I WAS A NINETEEN-YEAR-OLD SOPHOMORE at Smith College when the campaign of '68
began. In January, the month my father declared his candidacy, I started keeping
a diary. Throughout the campaign, I led an almost double life—on campus I could
not escape sensing the hostility felt towards my father and his campaign, yet, while
campaigning, the enthusiasm and excitement were overwhelming.
I traveled
to thirty-three states, and I'll never forget some of the receptions where my family
stood in line for four hours at a time to shake hands with all the people who came
to see my father—with two three-minute breaks at most. Nor will I ever forget the
mood of ugliness and desperation that gripped the country through that tumultuous
spring, summer, and fall.
I kept the diary as a kind of companion through
everything, a place in which I could express feelings both of joy and despair—feelings
that were difficult to share with the people I knew at Smith. Looking back, I realize
how important the diary was to me, and how faithfully I recorded my real emotions
concerning the events swirling around me and my family. A typical entry dated April
17, 1968, reads:
It seems as if it takes something special to make me sit down and write. I have so many thoughts now—how hard it is to commit them to paper, how inactive I feel. I want to help more with the campaign. There are many girls on this campus who are doing more work for [Eugene] McCarthy than I'm doing for my father. And I keep thinking how much I dislike being here at Smith.
I am very emotional tonight. It's been a strange day—a day when I thought I was on top of the world, planning my life. I planned all of my courses for the rest of the semester at Smith, and talked to my advisor about honoring in History. Then came a disturbing dinner with my proseminar teacher and the class. I have always felt uneasy about him, tonight was no exception. He makes me feel like Julie NIXON. He'll be talking, and then he'll throw in the wrench. I asked him if he didn't think writing a book was hard work. His reply: "Why don't you ask your father."
I saw David for a few minutes before he had to go to Zumbyes [his college singing group]. Then I foolishly decided to go to the government department's mock Republican Convention. It was hell on earth for me. My friend Marsha Cohen was asked to give RN's speech, because there were no volunteers. As she spoke the word "selflessly," it came out "selfishly worked for his party." The audience loved it . And then another laugh when she praised Daddy. I just couldn't bear it. I was sitting in the back of the room, and walked out.

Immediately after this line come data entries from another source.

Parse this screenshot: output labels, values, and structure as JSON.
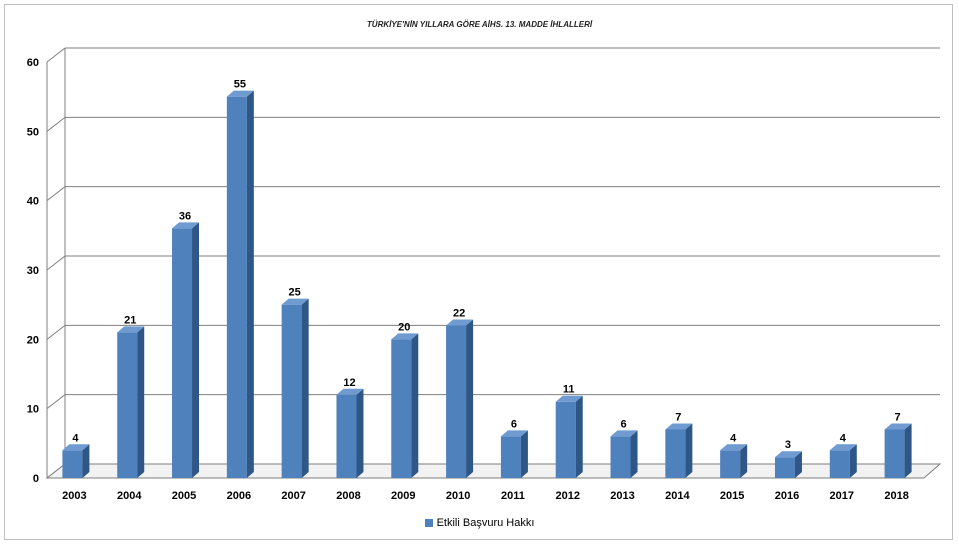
{
  "chart_data": {
    "type": "bar",
    "title": "TÜRKİYE'NİN YILLARA GÖRE AİHS. 13. MADDE İHLALLERİ",
    "categories": [
      "2003",
      "2004",
      "2005",
      "2006",
      "2007",
      "2008",
      "2009",
      "2010",
      "2011",
      "2012",
      "2013",
      "2014",
      "2015",
      "2016",
      "2017",
      "2018"
    ],
    "series": [
      {
        "name": "Etkili Başvuru Hakkı",
        "values": [
          4,
          21,
          36,
          55,
          25,
          12,
          20,
          22,
          6,
          11,
          6,
          7,
          4,
          3,
          4,
          7
        ],
        "color": "#4f81bd"
      }
    ],
    "ylim": [
      0,
      60
    ],
    "yticks": [
      0,
      10,
      20,
      30,
      40,
      50,
      60
    ],
    "data_labels": true,
    "grid": true,
    "style": "3d-bar",
    "legend_position": "bottom"
  }
}
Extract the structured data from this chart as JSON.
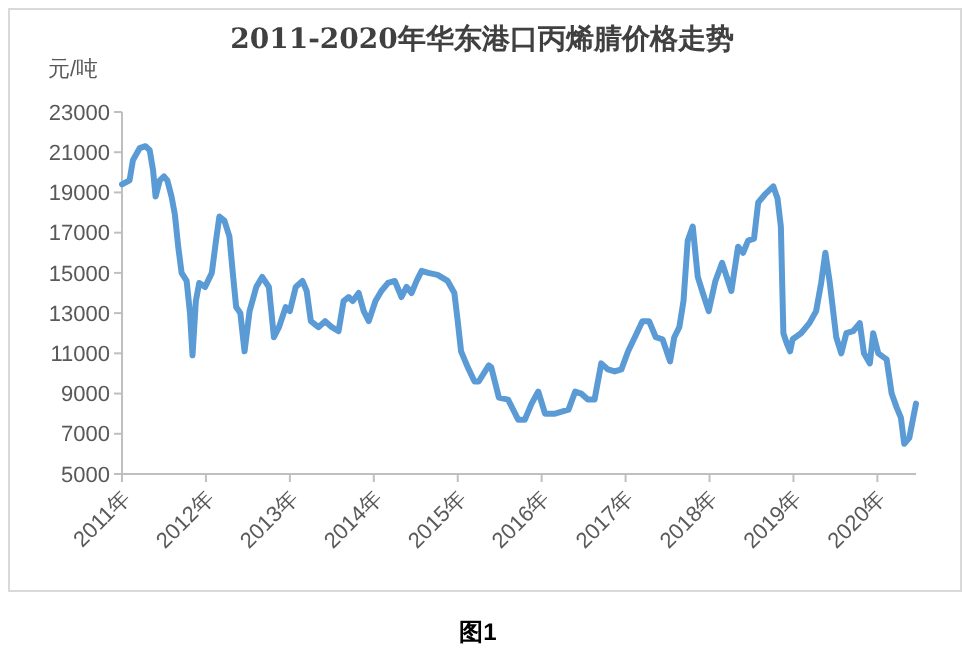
{
  "chart_data": {
    "type": "line",
    "title": "2011-2020年华东港口丙烯腈价格走势",
    "ylabel": "元/吨",
    "annotations": [
      "图1"
    ],
    "x": [
      2011.0,
      2011.09,
      2011.13,
      2011.21,
      2011.28,
      2011.33,
      2011.37,
      2011.4,
      2011.45,
      2011.5,
      2011.54,
      2011.59,
      2011.63,
      2011.67,
      2011.71,
      2011.77,
      2011.81,
      2011.84,
      2011.88,
      2011.92,
      2011.99,
      2012.07,
      2012.12,
      2012.16,
      2012.22,
      2012.28,
      2012.32,
      2012.36,
      2012.41,
      2012.46,
      2012.52,
      2012.6,
      2012.67,
      2012.75,
      2012.81,
      2012.87,
      2012.95,
      2013.0,
      2013.07,
      2013.15,
      2013.2,
      2013.25,
      2013.34,
      2013.42,
      2013.5,
      2013.58,
      2013.64,
      2013.7,
      2013.75,
      2013.82,
      2013.88,
      2013.94,
      2014.02,
      2014.09,
      2014.17,
      2014.25,
      2014.33,
      2014.39,
      2014.45,
      2014.51,
      2014.57,
      2014.65,
      2014.76,
      2014.88,
      2014.96,
      2015.0,
      2015.04,
      2015.12,
      2015.2,
      2015.25,
      2015.37,
      2015.4,
      2015.49,
      2015.6,
      2015.72,
      2015.8,
      2015.88,
      2015.96,
      2016.04,
      2016.16,
      2016.32,
      2016.4,
      2016.47,
      2016.55,
      2016.63,
      2016.71,
      2016.79,
      2016.87,
      2016.95,
      2017.03,
      2017.11,
      2017.2,
      2017.28,
      2017.36,
      2017.44,
      2017.53,
      2017.58,
      2017.64,
      2017.69,
      2017.74,
      2017.8,
      2017.86,
      2017.92,
      2017.99,
      2018.07,
      2018.15,
      2018.26,
      2018.34,
      2018.4,
      2018.46,
      2018.53,
      2018.58,
      2018.66,
      2018.76,
      2018.81,
      2018.85,
      2018.88,
      2018.92,
      2018.96,
      2018.99,
      2019.09,
      2019.19,
      2019.27,
      2019.33,
      2019.38,
      2019.43,
      2019.51,
      2019.57,
      2019.63,
      2019.71,
      2019.79,
      2019.84,
      2019.91,
      2019.95,
      2020.01,
      2020.11,
      2020.17,
      2020.23,
      2020.28,
      2020.32,
      2020.38,
      2020.46
    ],
    "series": [
      {
        "color": "#5b9bd5",
        "values": [
          19400,
          19600,
          20600,
          21200,
          21300,
          21100,
          20100,
          18800,
          19600,
          19800,
          19600,
          18800,
          17900,
          16300,
          15000,
          14600,
          13000,
          10900,
          13600,
          14500,
          14300,
          15000,
          16600,
          17800,
          17600,
          16800,
          15000,
          13300,
          13000,
          11100,
          13100,
          14300,
          14800,
          14300,
          11800,
          12300,
          13300,
          13100,
          14300,
          14600,
          14100,
          12600,
          12300,
          12600,
          12300,
          12100,
          13600,
          13800,
          13600,
          14000,
          13100,
          12600,
          13600,
          14100,
          14500,
          14600,
          13800,
          14300,
          14000,
          14600,
          15100,
          15000,
          14900,
          14600,
          14000,
          12600,
          11100,
          10300,
          9600,
          9600,
          10400,
          10300,
          8800,
          8700,
          7700,
          7700,
          8500,
          9100,
          8000,
          8000,
          8200,
          9100,
          9000,
          8700,
          8700,
          10500,
          10200,
          10100,
          10200,
          11100,
          11800,
          12600,
          12600,
          11800,
          11700,
          10600,
          11800,
          12300,
          13600,
          16600,
          17300,
          14800,
          14000,
          13100,
          14600,
          15500,
          14100,
          16300,
          16000,
          16600,
          16700,
          18500,
          18900,
          19300,
          18700,
          17300,
          12000,
          11500,
          11100,
          11700,
          12000,
          12500,
          13100,
          14500,
          16000,
          14600,
          11800,
          11000,
          12000,
          12100,
          12500,
          11000,
          10500,
          12000,
          11000,
          10700,
          9000,
          8300,
          7800,
          6500,
          6800,
          8500
        ]
      }
    ],
    "xlim": [
      2011,
      2020.46
    ],
    "xticks": [
      {
        "value": 2011,
        "label": "2011年"
      },
      {
        "value": 2012,
        "label": "2012年"
      },
      {
        "value": 2013,
        "label": "2013年"
      },
      {
        "value": 2014,
        "label": "2014年"
      },
      {
        "value": 2015,
        "label": "2015年"
      },
      {
        "value": 2016,
        "label": "2016年"
      },
      {
        "value": 2017,
        "label": "2017年"
      },
      {
        "value": 2018,
        "label": "2018年"
      },
      {
        "value": 2019,
        "label": "2019年"
      },
      {
        "value": 2020,
        "label": "2020年"
      }
    ],
    "ylim": [
      5000,
      23000
    ],
    "yticks": [
      5000,
      7000,
      9000,
      11000,
      13000,
      15000,
      17000,
      19000,
      21000,
      23000
    ],
    "grid": false,
    "marker": "none",
    "line_style": "solid"
  }
}
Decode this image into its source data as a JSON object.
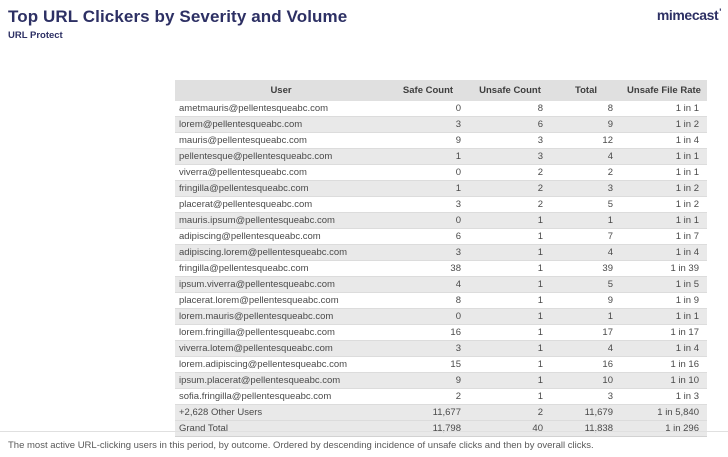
{
  "header": {
    "title": "Top URL Clickers by Severity and Volume",
    "subtitle": "URL Protect"
  },
  "logo": {
    "text": "mimecast",
    "mark": "'"
  },
  "colors": {
    "brand_navy": "#2d3064",
    "header_row_bg": "#e0e0e0",
    "stripe_row_bg": "#e9e9e9",
    "body_text": "#4a4a4a"
  },
  "chart_data": {
    "type": "table",
    "title": "Top URL Clickers by Severity and Volume",
    "columns": [
      "User",
      "Safe Count",
      "Unsafe Count",
      "Total",
      "Unsafe File Rate"
    ],
    "rows": [
      {
        "type": "data",
        "cells": [
          "ametmauris@pellentesqueabc.com",
          "0",
          "8",
          "8",
          "1 in 1"
        ]
      },
      {
        "type": "data",
        "cells": [
          "lorem@pellentesqueabc.com",
          "3",
          "6",
          "9",
          "1 in 2"
        ]
      },
      {
        "type": "data",
        "cells": [
          "mauris@pellentesqueabc.com",
          "9",
          "3",
          "12",
          "1 in 4"
        ]
      },
      {
        "type": "data",
        "cells": [
          "pellentesque@pellentesqueabc.com",
          "1",
          "3",
          "4",
          "1 in 1"
        ]
      },
      {
        "type": "data",
        "cells": [
          "viverra@pellentesqueabc.com",
          "0",
          "2",
          "2",
          "1 in 1"
        ]
      },
      {
        "type": "data",
        "cells": [
          "fringilla@pellentesqueabc.com",
          "1",
          "2",
          "3",
          "1 in 2"
        ]
      },
      {
        "type": "data",
        "cells": [
          "placerat@pellentesqueabc.com",
          "3",
          "2",
          "5",
          "1 in 2"
        ]
      },
      {
        "type": "data",
        "cells": [
          "mauris.ipsum@pellentesqueabc.com",
          "0",
          "1",
          "1",
          "1 in 1"
        ]
      },
      {
        "type": "data",
        "cells": [
          "adipiscing@pellentesqueabc.com",
          "6",
          "1",
          "7",
          "1 in 7"
        ]
      },
      {
        "type": "data",
        "cells": [
          "adipiscing.lorem@pellentesqueabc.com",
          "3",
          "1",
          "4",
          "1 in 4"
        ]
      },
      {
        "type": "data",
        "cells": [
          "fringilla@pellentesqueabc.com",
          "38",
          "1",
          "39",
          "1 in 39"
        ]
      },
      {
        "type": "data",
        "cells": [
          "ipsum.viverra@pellentesqueabc.com",
          "4",
          "1",
          "5",
          "1 in 5"
        ]
      },
      {
        "type": "data",
        "cells": [
          "placerat.lorem@pellentesqueabc.com",
          "8",
          "1",
          "9",
          "1 in 9"
        ]
      },
      {
        "type": "data",
        "cells": [
          "lorem.mauris@pellentesqueabc.com",
          "0",
          "1",
          "1",
          "1 in 1"
        ]
      },
      {
        "type": "data",
        "cells": [
          "lorem.fringilla@pellentesqueabc.com",
          "16",
          "1",
          "17",
          "1 in 17"
        ]
      },
      {
        "type": "data",
        "cells": [
          "viverra.lotem@pellentesqueabc.com",
          "3",
          "1",
          "4",
          "1 in 4"
        ]
      },
      {
        "type": "data",
        "cells": [
          "lorem.adipiscing@pellentesqueabc.com",
          "15",
          "1",
          "16",
          "1 in 16"
        ]
      },
      {
        "type": "data",
        "cells": [
          "ipsum.placerat@pellentesqueabc.com",
          "9",
          "1",
          "10",
          "1 in 10"
        ]
      },
      {
        "type": "data",
        "cells": [
          "sofia.fringilla@pellentesqueabc.com",
          "2",
          "1",
          "3",
          "1 in 3"
        ]
      },
      {
        "type": "summary",
        "cells": [
          "+2,628 Other Users",
          "11,677",
          "2",
          "11,679",
          "1 in 5,840"
        ]
      },
      {
        "type": "summary",
        "cells": [
          "Grand Total",
          "11,798",
          "40",
          "11,838",
          "1 in 296"
        ]
      }
    ]
  },
  "footer": {
    "note": "The most active URL-clicking users in this period, by outcome. Ordered by descending incidence of unsafe clicks and then by overall clicks."
  }
}
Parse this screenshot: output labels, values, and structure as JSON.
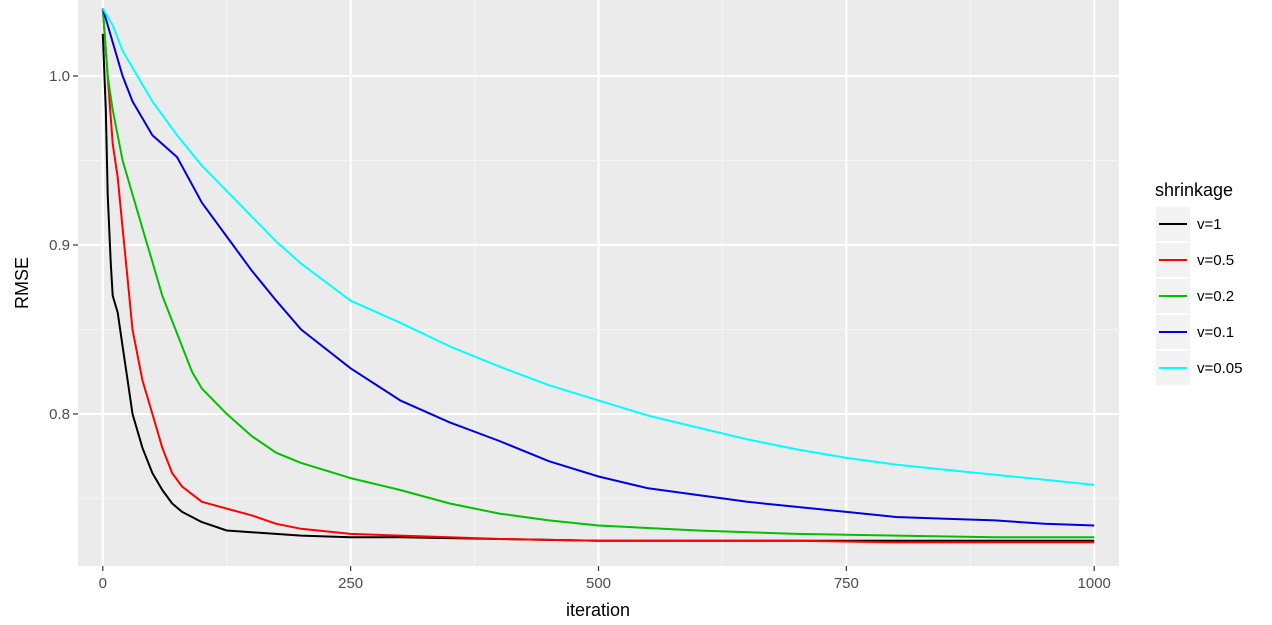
{
  "chart_data": {
    "type": "line",
    "xlabel": "iteration",
    "ylabel": "RMSE",
    "xlim": [
      -25,
      1025
    ],
    "ylim": [
      0.71,
      1.045
    ],
    "x_ticks": [
      0,
      250,
      500,
      750,
      1000
    ],
    "y_ticks": [
      0.8,
      0.9,
      1.0
    ],
    "x_tick_labels": [
      "0",
      "250",
      "500",
      "750",
      "1000"
    ],
    "y_tick_labels": [
      "0.8",
      "0.9",
      "1.0"
    ],
    "grid": true,
    "legend": {
      "title": "shrinkage",
      "placement": "right"
    },
    "series": [
      {
        "name": "v=1",
        "color": "#000000",
        "x": [
          0,
          3,
          5,
          8,
          10,
          15,
          20,
          25,
          30,
          40,
          50,
          60,
          70,
          80,
          100,
          125,
          150,
          200,
          250,
          300,
          400,
          500,
          600,
          700,
          800,
          900,
          1000
        ],
        "y": [
          1.025,
          0.98,
          0.93,
          0.89,
          0.87,
          0.86,
          0.84,
          0.82,
          0.8,
          0.78,
          0.765,
          0.755,
          0.747,
          0.742,
          0.736,
          0.731,
          0.73,
          0.728,
          0.727,
          0.727,
          0.726,
          0.725,
          0.725,
          0.725,
          0.725,
          0.725,
          0.725
        ]
      },
      {
        "name": "v=0.5",
        "color": "#ff0000",
        "x": [
          0,
          5,
          10,
          15,
          20,
          25,
          30,
          40,
          50,
          60,
          70,
          80,
          100,
          125,
          150,
          175,
          200,
          250,
          300,
          350,
          400,
          500,
          600,
          700,
          800,
          900,
          1000
        ],
        "y": [
          1.04,
          1.0,
          0.96,
          0.94,
          0.91,
          0.88,
          0.85,
          0.82,
          0.8,
          0.78,
          0.765,
          0.757,
          0.748,
          0.744,
          0.74,
          0.735,
          0.732,
          0.729,
          0.728,
          0.727,
          0.726,
          0.725,
          0.725,
          0.725,
          0.724,
          0.724,
          0.724
        ]
      },
      {
        "name": "v=0.2",
        "color": "#00c000",
        "x": [
          0,
          5,
          10,
          20,
          30,
          40,
          50,
          60,
          70,
          80,
          90,
          100,
          125,
          150,
          175,
          200,
          250,
          300,
          350,
          400,
          450,
          500,
          600,
          700,
          800,
          900,
          1000
        ],
        "y": [
          1.04,
          1.0,
          0.98,
          0.95,
          0.93,
          0.91,
          0.89,
          0.87,
          0.855,
          0.84,
          0.825,
          0.815,
          0.8,
          0.787,
          0.777,
          0.771,
          0.762,
          0.755,
          0.747,
          0.741,
          0.737,
          0.734,
          0.731,
          0.729,
          0.728,
          0.727,
          0.727
        ]
      },
      {
        "name": "v=0.1",
        "color": "#0000dd",
        "x": [
          0,
          10,
          20,
          30,
          50,
          75,
          100,
          125,
          150,
          175,
          200,
          250,
          300,
          350,
          400,
          450,
          500,
          550,
          600,
          650,
          700,
          750,
          800,
          850,
          900,
          950,
          1000
        ],
        "y": [
          1.04,
          1.02,
          1.0,
          0.985,
          0.965,
          0.952,
          0.925,
          0.905,
          0.885,
          0.867,
          0.85,
          0.827,
          0.808,
          0.795,
          0.784,
          0.772,
          0.763,
          0.756,
          0.752,
          0.748,
          0.745,
          0.742,
          0.739,
          0.738,
          0.737,
          0.735,
          0.734
        ]
      },
      {
        "name": "v=0.05",
        "color": "#00ffff",
        "x": [
          0,
          10,
          20,
          30,
          40,
          50,
          75,
          100,
          125,
          150,
          175,
          200,
          250,
          300,
          350,
          400,
          450,
          500,
          550,
          600,
          650,
          700,
          750,
          800,
          850,
          900,
          950,
          1000
        ],
        "y": [
          1.04,
          1.03,
          1.015,
          1.005,
          0.995,
          0.985,
          0.965,
          0.947,
          0.932,
          0.917,
          0.902,
          0.889,
          0.867,
          0.854,
          0.84,
          0.828,
          0.817,
          0.808,
          0.799,
          0.792,
          0.785,
          0.779,
          0.774,
          0.77,
          0.767,
          0.764,
          0.761,
          0.758
        ]
      }
    ]
  }
}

I tried to rationalize on the way back to the dorm. I realize that the whole mock convention is a joke; I realize that this is a McCarthy campus—and yet—that's my father they are reacting to and judging. I know why I went—it wasn't for self-torture; it was because I had a secret hope that perhaps there would be a genuine response for my father.
I am so pessimistic about this election. It is so difficult for me to believe that there is a deep and sincere feeling for my father outside of Smith-Amherst. I am always surprised by the reception he receives [on the campaign]. I can't help it. The world I live in dominates my outlook.
Marsha Cohen called me an hour after I left [the mock convention]. She heard from someone that I had walked out. Marsha is very liberal, yet she has always been one of the nicest girls in the dorm to me. Around her, I feel completely natural. She said something very beautiful on the phone. She said that people often accuse politicians of being selfish, and they do not realize how much they have to give of themselves; they do not realize that politicians have feelings too.
This mock convention episode isn't such a crisis in itself. It's just that it confirms what I have believed about Smith, and more importantly, it is the culmination of a lot of things I have been experiencing lately. Like yesterday at lunch, when the Curriculum Committee Representative asked for a girl to serve as Young Republican Representative for Baldwin [my dorm]. When there was no response, she said, "Aren't there any staunch Republicans?" Still no response, and no representative.
I hate being a celebrity—and I use that word hesitantly. I am a "celebrity" only in that I am stared at when I walk on campus, eyes and heads turn. Sometimes, when I am speaking, I feel as if people were taking mental notes. And sometimes I feel so disgusted later when I have put on a show.
I am wondering, and doubting—whether another school, a Republican school, is the answer. I realize that it's not. I also realize that most of the girls in Baldwin House have problems comparable in degree to mine. If it weren't the problem of politics for me, it would be another. And yet, sometimes it's so difficult. And I feel sorry for myself. And then hate myself for this feeling of self-pity.